I'd expect the CHECK(...) inside the thread to be reported as being in sections "running in pool" and "some section".

[cschreib]

But maybe we don't need the full shared_ptr interface; a raw pointer to a stack object and a single atomic ref count would be sufficient (we don't need weak references, release(), make_shared(), etc.).

This could work:

#include <atomic>

using ref_count_t = std::int_fast16_t; // we should make that configurable

template<typename T>
class shared_ref;

template<typename T>
class ref_counted {
public:
    T data;

    ref_counted() = default;

    template<typename ... Args>
    ref_counted(Args&& ... args) : data(std::forward<Args>(args)...) {}

    ~ref_counted() {
        wait_until_exclusive();
    }

private:
    std::atomic<ref_count_t> refs = 1;

    void push_ref() noexcept {
        refs += 1; // open question: assert on overflow?
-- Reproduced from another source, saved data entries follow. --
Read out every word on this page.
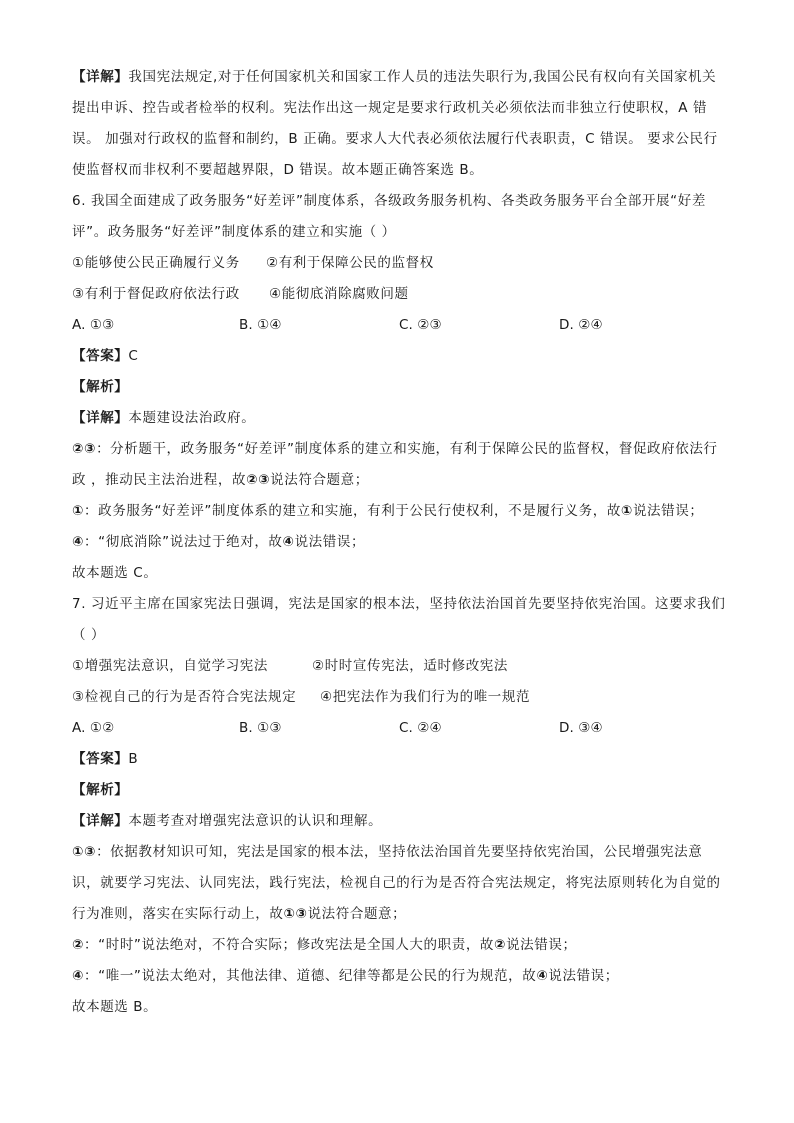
【详解】我国宪法规定,对于任何国家机关和国家工作人员的违法失职行为,我国公民有权向有关国家机关
提出申诉、控告或者检举的权利。宪法作出这一规定是要求行政机关必须依法而非独立行使职权，A 错
误。 加强对行政权的监督和制约，B 正确。要求人大代表必须依法履行代表职责，C 错误。 要求公民行
使监督权而非权利不要超越界限，D 错误。故本题正确答案选 B。
6. 我国全面建成了政务服务“好差评”制度体系，各级政务服务机构、各类政务服务平台全部开展“好差
评”。政务服务“好差评”制度体系的建立和实施（ ）
①能够使公民正确履行义务 ②有利于保障公民的监督权
③有利于督促政府依法行政 ④能彻底消除腐败问题
A. ①③	B. ①④	C. ②③	D. ②④
【答案】C
【解析】
【详解】本题建设法治政府。
②③：分析题干，政务服务“好差评”制度体系的建立和实施，有利于保障公民的监督权，督促政府依法行
政 ，推动民主法治进程，故②③说法符合题意；
①：政务服务“好差评”制度体系的建立和实施，有利于公民行使权利，不是履行义务，故①说法错误；
④：“彻底消除”说法过于绝对，故④说法错误；
故本题选 C。
7. 习近平主席在国家宪法日强调，宪法是国家的根本法，坚持依法治国首先要坚持依宪治国。这要求我们
（ ）
①增强宪法意识，自觉学习宪法	②时时宣传宪法，适时修改宪法
③检视自己的行为是否符合宪法规定 ④把宪法作为我们行为的唯一规范
A. ①②	B. ①③	C. ②④	D. ③④
【答案】B
【解析】
【详解】本题考查对增强宪法意识的认识和理解。
①③：依据教材知识可知，宪法是国家的根本法，坚持依法治国首先要坚持依宪治国，公民增强宪法意
识，就要学习宪法、认同宪法，践行宪法，检视自己的行为是否符合宪法规定，将宪法原则转化为自觉的
行为准则，落实在实际行动上，故①③说法符合题意；
②：“时时”说法绝对，不符合实际；修改宪法是全国人大的职责，故②说法错误；
④：“唯一”说法太绝对，其他法律、道德、纪律等都是公民的行为规范，故④说法错误；
故本题选 B。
Would make most of the interface not noexcept
    }

    void pop_ref() noexcept {
        refs -= 1; // open question: assert on undeflow?
        refs.notify_one(); // C++20; would have to check compiler support
    }

    template<typename U>
    friend class shared_ref;

public:
    shared_ref<T> get_ref() noexcept;

    void wait_until_exclusive() const noexcept {
        while (true) {
            const auto current_ref = refs.load();
            if (current_ref <= 1) {
                break;
            }

            refs.wait(current_ref); // C++20; would have to check compiler support
        }
    }
};

template<typename T>
class shared_ref {
    ref_counted<T>* ptr = nullptr;

    template<typename U>
    friend class ref_counted;

    shared_ref(ref_counted<T>* p) noexcept : ptr(p) {}

public:
    shared_ref() = default;

    shared_ref(const shared_ref& other) noexcept :
        ptr(other.ptr != nullptr ? other.ptr->get_ref().ptr : nullptr) {}

    shared_ref(shared_ref&& other) noexcept :
        ptr(other.ptr) { other.ptr = nullptr; }

    ~shared_ref() {
        reset();
    }

    shared_ref& operator=(const shared_ref& other) noexcept {
        reset();
        ptr = other.ptr != nullptr ? other.ptr->get_ref() : nullptr;
        return *this;
    }

    shared_ref& operator=(shared_ref&& other) noexcept {
        reset();
        std::swap(ptr, other.ptr);
        return *this;
    }

    void reset() noexcept {
        if (ptr != nullptr) {
            ptr->pop_ref();
            ptr = nullptr;
        }
    }

    T* operator->() const noexcept {
        return &ptr->data;
    }

    T& operator*() const noexcept {
        return ptr->data;
    }
};

template<typename T>
shared_ref<T> ref_counted<T>::get_ref() noexcept {
    push_ref();
    return this;
}

Usage:

• ref_counted<int> parent(42); creates a new ref-counted object on the stack. No heap allocation.
• parent.get_ref() creates a new reference, bumping the ref count by 1.
• When that reference goes out of scope or is reset(), the ref count goes down by 1.
• parent.wait_until_exclusive(); waits until it holds the only reference to the object. At that point the object is safe to destroy. This is automatically called in the destructor of parent, to ensure no other ref exists before the object is destroyed.